Ce rachat, qui va remodeler le paysage audiovisuel américain, était devenu quasiment inévitable après le retrait, jeudi, de Netflix, qui a renoncé à surenchérir sur la dernière offre de Paramount Skydance, formulée en début de semaine.
Paramount Skydance avait été le premier à soumettre une proposition de reprise, dès septembre, avant que d’autres, Netflix en particulier, ne viennent se mêler à la lutte.
Ce mariage va unir deux groupes qui se ressemblent, chacun essayant de percer dans le streaming pour compenser la décroissance de ses chaînes de télévision traditionnelles, tout en produisant du contenu via son studio.
C’est une nouvelle étape de la consolidation en cours à Hollywood, qui correspond à la fragilisation du modèle économique traditionnel des studios et de la télévision.
Dans le cadre du rapprochement annoncé vendredi, le studio Paramount apporte « Mission: Impossible », « Transformers » ou « Top Gun », ainsi qu’un imposant catalogue de classiques.
Warner Bros va lui mettre dans l’escarcelle les sagas « Harry Potter » et « Le Seigneur des anneaux » ou encore les films de super-héros de DC Universe (Batman et Superman notamment).
Outre les studios, vont se retrouver sous le même toit les plateformes de streaming HBO Max et Paramount+, qui comptaient respectivement 131,6 et 78,9 millions d’abonnés fin 2025.
Selon l’agence Bloomberg, le patron de Paramount Skydance, David Ellison, projette de fusionner les deux services pour mieux se positionner face à Disney (174 millions en additionnant Disney+ et Hulu) et Netflix (325 millions).

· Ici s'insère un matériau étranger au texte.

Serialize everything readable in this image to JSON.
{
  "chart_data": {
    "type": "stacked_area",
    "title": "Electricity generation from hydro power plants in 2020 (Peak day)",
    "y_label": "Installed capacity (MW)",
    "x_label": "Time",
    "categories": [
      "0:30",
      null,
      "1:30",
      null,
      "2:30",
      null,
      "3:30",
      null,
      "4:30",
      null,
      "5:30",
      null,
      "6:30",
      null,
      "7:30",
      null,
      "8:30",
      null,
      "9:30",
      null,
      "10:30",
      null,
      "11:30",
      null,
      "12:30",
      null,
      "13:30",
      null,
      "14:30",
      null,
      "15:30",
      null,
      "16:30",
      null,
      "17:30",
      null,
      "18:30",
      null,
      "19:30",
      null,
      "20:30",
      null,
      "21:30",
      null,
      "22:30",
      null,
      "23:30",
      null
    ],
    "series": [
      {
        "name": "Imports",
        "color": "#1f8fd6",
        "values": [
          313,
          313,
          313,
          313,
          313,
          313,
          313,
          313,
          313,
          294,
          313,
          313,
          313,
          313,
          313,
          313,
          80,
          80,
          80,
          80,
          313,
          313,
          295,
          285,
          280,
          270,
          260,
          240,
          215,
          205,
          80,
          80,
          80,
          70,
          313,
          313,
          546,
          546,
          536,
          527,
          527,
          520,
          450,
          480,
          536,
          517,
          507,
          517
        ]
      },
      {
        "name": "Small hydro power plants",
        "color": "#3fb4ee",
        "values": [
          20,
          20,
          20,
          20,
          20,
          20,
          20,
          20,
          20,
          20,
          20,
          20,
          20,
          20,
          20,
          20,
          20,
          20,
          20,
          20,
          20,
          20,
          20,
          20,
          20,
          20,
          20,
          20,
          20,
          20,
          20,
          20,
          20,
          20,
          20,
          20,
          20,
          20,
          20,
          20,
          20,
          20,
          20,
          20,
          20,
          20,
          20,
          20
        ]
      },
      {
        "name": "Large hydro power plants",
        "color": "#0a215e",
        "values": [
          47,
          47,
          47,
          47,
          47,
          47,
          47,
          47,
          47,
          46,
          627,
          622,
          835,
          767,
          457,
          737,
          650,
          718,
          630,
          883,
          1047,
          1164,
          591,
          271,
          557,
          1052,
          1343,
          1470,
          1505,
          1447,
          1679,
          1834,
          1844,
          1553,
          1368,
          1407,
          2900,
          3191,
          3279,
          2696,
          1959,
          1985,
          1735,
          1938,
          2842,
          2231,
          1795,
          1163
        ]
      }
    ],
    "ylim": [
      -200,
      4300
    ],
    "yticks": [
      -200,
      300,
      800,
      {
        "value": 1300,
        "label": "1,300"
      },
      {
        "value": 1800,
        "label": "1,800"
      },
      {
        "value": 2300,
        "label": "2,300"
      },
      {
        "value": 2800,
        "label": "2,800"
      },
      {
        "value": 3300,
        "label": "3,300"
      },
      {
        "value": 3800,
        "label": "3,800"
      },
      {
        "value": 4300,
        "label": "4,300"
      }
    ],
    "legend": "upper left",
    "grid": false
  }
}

Le groupe fusionné comptera aussi un important portefeuille de chaînes, de CBS à CNN, en passant par Discovery, Eurosport, Comedy Central ou MTV.
La télévision traditionnelle reste une importante source de bénéfices pour les deux entreprises, mais l’émergence du streaming et la contraction de la télévision par câble aux Etats-Unis les fait fondre un peu plus chaque trimestre.
L’acquisition doit encore être approuvée par les actionnaires lors d’une assemblée générale extraordinaire le 20 mars et validée par les régulateurs, en particulier celui des télécommunications, la FCC.